This week, Barack Obama delivered a long and thoughtful defense of liberalism, pluralism, and democracy against strongman populism. The themes, which in nearly all respects tracked the ideas he promoted throughout his presidency, came in pointed contrast to the contemporaneous spectacle of his successor’s embrace of his favorite strongman.
The former president’s defense of liberalism included a defense of universalism, in contrast to a tendency in left-wing thought to essentialize all thought by its level of privilege. “Democracy demands that we’re able also to get inside the reality of people who are different than us so we can understand their point of view … ” he argued. “And you can’t do it if you insist that those who aren’t like you — because they’re white, or because they’re male — that somehow there’s no way they can understand what I’m feeling, that somehow they lack standing to speak on certain matters.”
The way for conservatives to acknowledge the appeal of Obama’s speech was to insist it somehow contrasted with his behavior as president. “Of course … this is the president who made Al Sharpton his ’go-to man on race’ and who said Latinos needed to ’punish’ their ‘enemies,’” writes National Review’s Jim Geraghty. “It’s great that Obama realizes that identity politics can be corrosive to civil society and that they can Balkanize a once-thriving, relatively harmonious society. It just would have been good to hear this wisdom from a president instead of an ex-president.”
In fact, Obama said the same things many time during his presidency. (For examples, see here, here, here, and here.)
Geraghty’s examples hardly establish that Obama devoted his presidency to stoking hatred against white people. The Sharpton line links to a story depicting Obama’s administration using Sharpton as a mediator to stop violent protests in Ferguson. “Obama,” reports the story Geraghty links, “was ‘horrified’ by the images he was seeing on TV, Jarrett told Sharpton, and proceeded to pepper him with questions as she collected information for the president: How bad was the violence? Was it being fueled by outside groups — and could Sharpton do anything to talk them down?”

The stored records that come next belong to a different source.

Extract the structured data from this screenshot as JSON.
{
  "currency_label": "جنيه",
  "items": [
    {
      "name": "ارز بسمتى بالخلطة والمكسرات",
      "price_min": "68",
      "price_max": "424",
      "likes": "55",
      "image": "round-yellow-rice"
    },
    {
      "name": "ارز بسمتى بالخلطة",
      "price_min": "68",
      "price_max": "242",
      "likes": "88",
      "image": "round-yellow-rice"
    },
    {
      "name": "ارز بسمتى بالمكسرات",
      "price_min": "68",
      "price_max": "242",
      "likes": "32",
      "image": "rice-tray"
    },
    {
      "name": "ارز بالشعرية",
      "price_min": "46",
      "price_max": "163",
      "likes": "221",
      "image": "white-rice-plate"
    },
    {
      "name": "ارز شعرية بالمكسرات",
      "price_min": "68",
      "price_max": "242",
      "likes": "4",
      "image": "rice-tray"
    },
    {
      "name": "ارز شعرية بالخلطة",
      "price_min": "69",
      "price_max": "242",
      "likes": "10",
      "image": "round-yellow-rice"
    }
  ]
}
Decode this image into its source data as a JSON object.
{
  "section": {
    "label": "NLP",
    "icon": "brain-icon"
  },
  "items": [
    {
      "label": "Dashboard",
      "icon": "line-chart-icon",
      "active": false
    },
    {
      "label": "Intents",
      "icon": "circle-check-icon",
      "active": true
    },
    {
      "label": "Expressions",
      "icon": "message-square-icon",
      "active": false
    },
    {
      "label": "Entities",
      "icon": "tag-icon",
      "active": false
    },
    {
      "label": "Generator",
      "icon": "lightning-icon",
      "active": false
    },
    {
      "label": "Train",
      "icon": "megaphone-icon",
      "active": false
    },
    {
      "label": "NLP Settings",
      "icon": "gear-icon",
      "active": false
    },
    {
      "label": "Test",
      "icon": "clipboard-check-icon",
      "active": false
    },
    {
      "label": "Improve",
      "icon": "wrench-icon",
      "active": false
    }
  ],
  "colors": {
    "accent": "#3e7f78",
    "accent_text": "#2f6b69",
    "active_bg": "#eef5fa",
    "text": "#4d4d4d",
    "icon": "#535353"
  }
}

The line about punishing enemies was a banal 2010 expression of hope that Latino activists would stop taking out their frustration on Democrats and instead exact a political price on the party that opposed immigration reform: “If Latinos sit out the election instead of saying, ‘We’re gonna punish our enemies, and we’re gonna reward our friends who stand with us on issues that are important to us’ — if they don’t see that kind of upsurge in voting in this election — then I think it’s going to be harder. And that’s why I think it’s so important that people focus on voting on November 2nd.” After a predictable outcry, Obama quickly apologized and said he wish he had said “opponents.” In any event, he was not calling for bloodshed.
Obama, of course weaved universalist themes into his appeal from the very outset, beginning with his 2004 Democratic Convention keynote speech, through his address about race in 2008, to his 2015 speech commemorating the 50th anniversary of the March on Selma, which placed the civil-rights struggle at the heart of the American story. The whole idea that Obama was elected twice, and left office with a 60 percent approval rating, by attacking the racial group that accounts for 70 percent of the electorate is absurd on its face. What possible logic would there be for Obama to attack the constituency that supplied the majority of his votes in both 2008 and 2012?
Conservatives spent the Obama era whipping themselves into a racialized hysteria, imagining the consensus-minded moderate president was waging an attack on their way of life. Trump won the party’s nomination because, at some elemental level, he grasped the fact that the impulse driving Republican voters had nothing to do with small government or policy at all, but an amorphous cultural backlash propelled by a belief that minorities were taking over.
Conservative intellectuals spent this period either stoking the backlash or denying it. Their most basic technique consisted of ignoring the conciliatory universalism of both Obama’s message and his agenda, while concocting out of thin air an imaginary Obama as a race-baiting radical.
Geraghty has imbibed the right’s caricature deeply. He quotes Obama saying, “It’s not just money that a job provides; it provides dignity and structure and a sense of place and a sense of purpose.” He snarkily replies, “Amen, Mr. President! How long have conservatives made this argument in various welfare-to-work proposals?”
You know who else made this argument? Barack Obama!
Giving poor people money so they could sit around and never work was what Republicans said was Obama’s policy, but it wasn’t actually Obama’s policy. So successfully did they persuade themselves of their own propaganda that, when coming face-to-face with the actual Obama now, they cannot recognize him.